Local or community models enable organizations to:
- Curate their own data
- Maintain complete privacy by keeping computation on-site
- Reduce latency to near zero
- Preserve and strengthen internal expertise
- Avoid recurring token or API costs
And they do so using energy and computing resources that are orders of magnitude lower than those required by frontier-scale models.
Why decentralized AI matters now
The more institutions adopt localized or mesh-based AI, the less they are compelled to fund the centralized companies racing toward AGI. Those companies have made an effective argument: that sophisticated AI is only possible through their services. But much of what organizations pay for is not their own productivity—it is the construction of massive server farms, procurement of rare chips, and long-term bets on energy-intensive infrastructure.
By contrast, in-house or community-run systems can be deployed once and maintained indefinitely.
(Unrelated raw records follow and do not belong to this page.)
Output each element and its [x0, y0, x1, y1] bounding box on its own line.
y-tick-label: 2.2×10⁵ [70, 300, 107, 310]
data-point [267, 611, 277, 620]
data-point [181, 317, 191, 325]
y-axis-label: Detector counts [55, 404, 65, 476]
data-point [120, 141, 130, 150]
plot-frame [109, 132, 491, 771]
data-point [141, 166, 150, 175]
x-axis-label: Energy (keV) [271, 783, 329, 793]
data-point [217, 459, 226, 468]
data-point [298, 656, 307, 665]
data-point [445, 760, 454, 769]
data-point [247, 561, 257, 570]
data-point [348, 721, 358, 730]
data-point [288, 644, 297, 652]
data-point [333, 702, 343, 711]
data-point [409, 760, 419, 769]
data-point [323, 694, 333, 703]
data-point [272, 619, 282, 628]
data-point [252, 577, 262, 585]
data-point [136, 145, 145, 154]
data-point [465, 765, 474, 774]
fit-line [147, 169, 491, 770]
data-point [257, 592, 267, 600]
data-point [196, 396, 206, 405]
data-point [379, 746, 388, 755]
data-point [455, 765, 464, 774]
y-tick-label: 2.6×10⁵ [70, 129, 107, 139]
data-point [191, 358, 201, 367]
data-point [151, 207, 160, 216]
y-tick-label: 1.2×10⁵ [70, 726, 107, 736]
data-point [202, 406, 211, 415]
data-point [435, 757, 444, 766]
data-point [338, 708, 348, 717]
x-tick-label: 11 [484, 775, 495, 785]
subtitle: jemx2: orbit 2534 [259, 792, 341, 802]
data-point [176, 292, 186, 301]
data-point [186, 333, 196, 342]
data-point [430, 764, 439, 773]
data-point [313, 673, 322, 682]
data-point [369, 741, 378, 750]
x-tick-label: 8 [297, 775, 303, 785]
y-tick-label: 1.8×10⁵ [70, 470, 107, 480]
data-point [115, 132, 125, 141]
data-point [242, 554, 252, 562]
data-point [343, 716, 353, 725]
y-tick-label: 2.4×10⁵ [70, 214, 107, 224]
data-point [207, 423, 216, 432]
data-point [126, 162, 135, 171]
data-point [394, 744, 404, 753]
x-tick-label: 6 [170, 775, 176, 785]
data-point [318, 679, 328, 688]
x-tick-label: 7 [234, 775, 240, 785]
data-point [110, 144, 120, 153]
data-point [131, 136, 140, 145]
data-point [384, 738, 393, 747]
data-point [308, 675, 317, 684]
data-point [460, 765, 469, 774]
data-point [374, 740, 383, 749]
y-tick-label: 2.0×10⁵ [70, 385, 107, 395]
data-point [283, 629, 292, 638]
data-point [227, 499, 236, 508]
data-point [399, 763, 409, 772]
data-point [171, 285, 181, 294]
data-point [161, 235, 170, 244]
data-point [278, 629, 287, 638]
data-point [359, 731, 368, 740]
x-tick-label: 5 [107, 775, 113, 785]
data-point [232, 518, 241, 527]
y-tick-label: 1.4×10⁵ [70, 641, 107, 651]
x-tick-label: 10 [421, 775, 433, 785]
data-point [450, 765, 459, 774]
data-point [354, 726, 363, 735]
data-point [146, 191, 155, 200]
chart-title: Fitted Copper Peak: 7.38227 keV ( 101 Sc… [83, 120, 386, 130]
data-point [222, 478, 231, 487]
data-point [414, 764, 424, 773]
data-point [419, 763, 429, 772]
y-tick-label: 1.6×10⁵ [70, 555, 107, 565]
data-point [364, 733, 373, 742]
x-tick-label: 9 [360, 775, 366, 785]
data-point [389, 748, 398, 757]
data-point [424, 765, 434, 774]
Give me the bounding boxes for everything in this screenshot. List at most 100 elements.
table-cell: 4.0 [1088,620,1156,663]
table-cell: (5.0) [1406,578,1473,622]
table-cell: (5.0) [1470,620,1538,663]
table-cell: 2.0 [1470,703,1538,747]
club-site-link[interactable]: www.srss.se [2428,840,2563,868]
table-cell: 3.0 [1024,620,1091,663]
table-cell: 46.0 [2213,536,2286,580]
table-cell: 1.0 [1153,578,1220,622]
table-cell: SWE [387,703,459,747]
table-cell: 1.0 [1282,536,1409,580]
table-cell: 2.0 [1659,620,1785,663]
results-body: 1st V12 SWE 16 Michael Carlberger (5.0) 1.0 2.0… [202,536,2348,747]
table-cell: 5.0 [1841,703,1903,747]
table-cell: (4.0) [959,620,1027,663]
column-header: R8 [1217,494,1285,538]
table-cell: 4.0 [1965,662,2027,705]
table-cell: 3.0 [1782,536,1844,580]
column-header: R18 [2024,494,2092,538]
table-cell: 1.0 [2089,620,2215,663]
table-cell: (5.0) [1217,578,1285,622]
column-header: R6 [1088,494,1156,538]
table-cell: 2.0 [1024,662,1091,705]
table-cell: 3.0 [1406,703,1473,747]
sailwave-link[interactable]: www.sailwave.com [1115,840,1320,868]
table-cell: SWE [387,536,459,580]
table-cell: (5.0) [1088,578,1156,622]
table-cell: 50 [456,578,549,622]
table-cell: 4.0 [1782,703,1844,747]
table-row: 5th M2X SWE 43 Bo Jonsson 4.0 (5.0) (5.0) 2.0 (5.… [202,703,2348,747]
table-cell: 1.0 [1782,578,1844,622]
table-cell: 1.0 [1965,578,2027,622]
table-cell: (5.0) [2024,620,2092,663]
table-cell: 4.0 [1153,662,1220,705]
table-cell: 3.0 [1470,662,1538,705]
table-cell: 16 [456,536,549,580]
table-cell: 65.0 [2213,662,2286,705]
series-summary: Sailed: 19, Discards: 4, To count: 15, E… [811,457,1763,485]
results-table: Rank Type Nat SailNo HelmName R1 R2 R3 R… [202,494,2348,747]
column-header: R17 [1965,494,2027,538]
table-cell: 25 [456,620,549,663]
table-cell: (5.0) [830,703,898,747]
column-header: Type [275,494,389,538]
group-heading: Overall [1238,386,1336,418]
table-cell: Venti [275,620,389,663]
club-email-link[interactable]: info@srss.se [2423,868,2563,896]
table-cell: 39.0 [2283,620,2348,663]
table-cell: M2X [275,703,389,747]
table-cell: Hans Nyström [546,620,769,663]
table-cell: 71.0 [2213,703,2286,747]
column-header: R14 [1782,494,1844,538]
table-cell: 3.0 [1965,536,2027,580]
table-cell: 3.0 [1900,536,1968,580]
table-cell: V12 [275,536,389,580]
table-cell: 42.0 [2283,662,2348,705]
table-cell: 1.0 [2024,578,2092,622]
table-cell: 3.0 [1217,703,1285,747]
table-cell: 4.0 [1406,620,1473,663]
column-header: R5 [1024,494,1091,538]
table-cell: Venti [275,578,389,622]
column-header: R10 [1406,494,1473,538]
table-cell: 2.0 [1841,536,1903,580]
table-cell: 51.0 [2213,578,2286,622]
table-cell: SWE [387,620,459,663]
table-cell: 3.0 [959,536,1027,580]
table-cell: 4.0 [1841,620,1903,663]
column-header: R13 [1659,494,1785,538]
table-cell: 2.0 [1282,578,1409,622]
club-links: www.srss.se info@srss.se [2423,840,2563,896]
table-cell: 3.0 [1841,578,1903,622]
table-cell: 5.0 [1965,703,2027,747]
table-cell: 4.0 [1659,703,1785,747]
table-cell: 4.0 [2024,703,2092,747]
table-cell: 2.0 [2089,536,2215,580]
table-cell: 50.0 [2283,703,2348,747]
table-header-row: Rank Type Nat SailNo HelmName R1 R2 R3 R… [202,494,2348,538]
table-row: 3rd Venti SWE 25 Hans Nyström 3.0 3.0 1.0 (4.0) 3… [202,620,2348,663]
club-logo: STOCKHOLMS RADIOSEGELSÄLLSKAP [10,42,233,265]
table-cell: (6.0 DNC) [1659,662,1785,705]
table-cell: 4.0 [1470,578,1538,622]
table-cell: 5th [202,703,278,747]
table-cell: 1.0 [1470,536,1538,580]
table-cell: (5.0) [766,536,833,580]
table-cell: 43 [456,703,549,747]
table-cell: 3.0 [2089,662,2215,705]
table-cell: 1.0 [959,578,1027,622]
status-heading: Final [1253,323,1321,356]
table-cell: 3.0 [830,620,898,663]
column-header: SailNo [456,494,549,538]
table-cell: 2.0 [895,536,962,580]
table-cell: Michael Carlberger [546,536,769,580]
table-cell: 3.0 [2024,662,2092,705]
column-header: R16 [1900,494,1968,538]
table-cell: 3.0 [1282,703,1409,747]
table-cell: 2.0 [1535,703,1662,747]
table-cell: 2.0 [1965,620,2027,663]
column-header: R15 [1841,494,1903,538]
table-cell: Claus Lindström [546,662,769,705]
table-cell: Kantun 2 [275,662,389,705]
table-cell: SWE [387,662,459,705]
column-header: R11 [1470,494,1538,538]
A week of setup can eliminate a decade of subscription payments. A small rural library has already demonstrated the feasibility of operating a self-hosted LLM node; a Fortune 500 company should have no trouble doing the same.
Still, history suggests that most organizations will choose the convenient option rather than the autonomous one. Few people accessed the early internet directly; they chose AOL. Today, many will continue to choose centralized AI services, even when they offer the least control. But what social media companies did to businesses that mistook them for “the internet” will be mild compared to what comes when companies mistake these proprietary interfaces for “AI” itself.
Decentralized AI already exists. The question now is whether we’ll choose to use it.